ATLAS: a Randomized, Double-Blind, Placebo-Controlled, Phase 3 Trial of Apalutamide (ARN-509)

GPGU – NOTÍCIAS

ATLAS: A randomized, double-blind, placebo-controlled, phase 3 trial of apalutamide (ARN-509) in patients with high-risk localized or locally advanced prostate cancer receiving primary radiation therapy.

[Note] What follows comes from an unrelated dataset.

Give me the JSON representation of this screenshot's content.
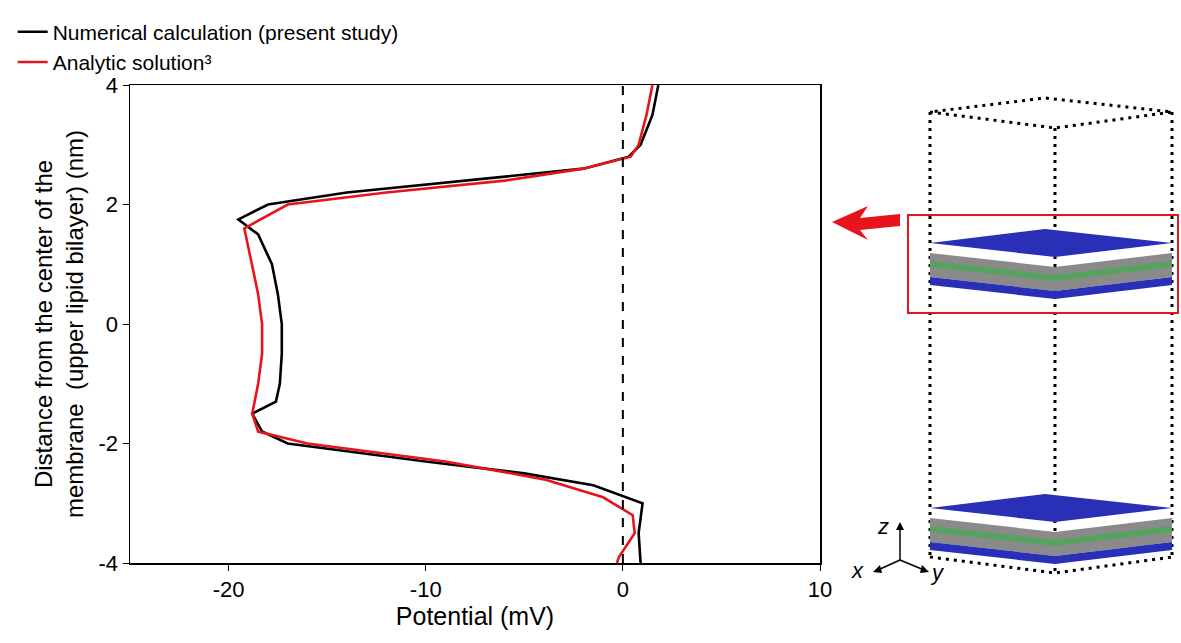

Howard M. Sandler, Michael R. McKenzie, Bertrand F. Tombal, Edwina Baskin-Bey, Stephen J. Freedland, Mack Roach, Anders Widmark, Alberto Bossi, Adam Dicker, Thomas Wiegel, Neal D. Shore, Matthew Raymond Smith, Margaret K. Yu, ThianKheoh, Shibu Thomas, David P. Dearnaley; Cedars-Sinai Medical Center, Los Angeles, CA; British Columbia Cancer Agency, Vancouver, BC, Canada; CliniquesUniversitaires Saint-Luc, Brussels, Belgium; Janssen Research & Development, Los Angeles, CA; Helen Diller Family Comprehensive Cancer Center, University of California, San Francisco, San Francisco, CA; Umea University, Umea, Sweden; Institute Gustave Roussy, Villejuif, France; Kimmel Cancer Center, Thomas Jefferson University, Philadelphia, PA; University Hospital Ulm, Ulm, Germany; Carolina Urologic Research Center, Myrtle Beach, SC; Massachusetts General Hospital Cancer Center and Harvard Medical School, Boston, MA; Janssen Research & Development, San Diego, CA; Janssen Pharmaceuticals, Spring House, PA; The Royal Marsden Hospital and The Institute of Cancer Research, London, United Kingdom

Abstract:

Background: At present, high-risk localized and locally advanced prostate cancer (PC) patients receiving primary radiation therapy (RT) and long-term androgen deprivation therapy (ADT; gonadotropin-releasing hormone [GnRH] agonist +/- antiandrogen) have a high risk of metastases and PC-specific death. We hypothesize that the addition of apalutamide, a selective androgen receptor (AR) antagonist, to GnRH agonist will improve metastasis-free survival in high-risk patients treated with primary RT. Methods: This is a randomized, multicenter, double-blind, placebo-controlled, phase 3 trial evaluating the efficacy and safety of apalutamide in patients with high-risk localized or locally advanced PC (Gleason score of ≥ 8 and ≥ cT2c or a Gleason score of ≥ 7 and prostate-specific antigen ≥ 20 ng/mL and ≥ cT2c) receiving primary RT. Stratification: Gleason score (7 or ≥ 8), N0 or N1, brachytherapy boost (yes or no), and region (North American, European Union, or other). All patients will receive active treatment with a GnRH agonist throughout the 30 28-day treatment cycles. Randomization: 1:1 to apalutamide or control. Neoadjuvant/concurrent (cycles 1-4) to RT (74-80 Gy): apalutamide 240 mg/d vs bicalutamide 50 mg/d; adjuvant to RT (cycles 5-30): apalutamide 240 mg/d vs placebo. Primary end point: metastasis-free survival. Secondary end points: time to local-regional recurrence, time to castration-resistant disease, time to distant metastasis, and overall survival. Imaging with CT or MRI and bone scan will be conducted at baseline and then every 6 months following biochemical failure until documented distant metastasis by blinded-to-arm independent central review or death. Approximately 1500 patients will be accrued globally to provide appropriate statistical power to detect the hypothesized risk reduction (25%) in metastasis or death. An independent data monitoring committee is commissioned to review trial data.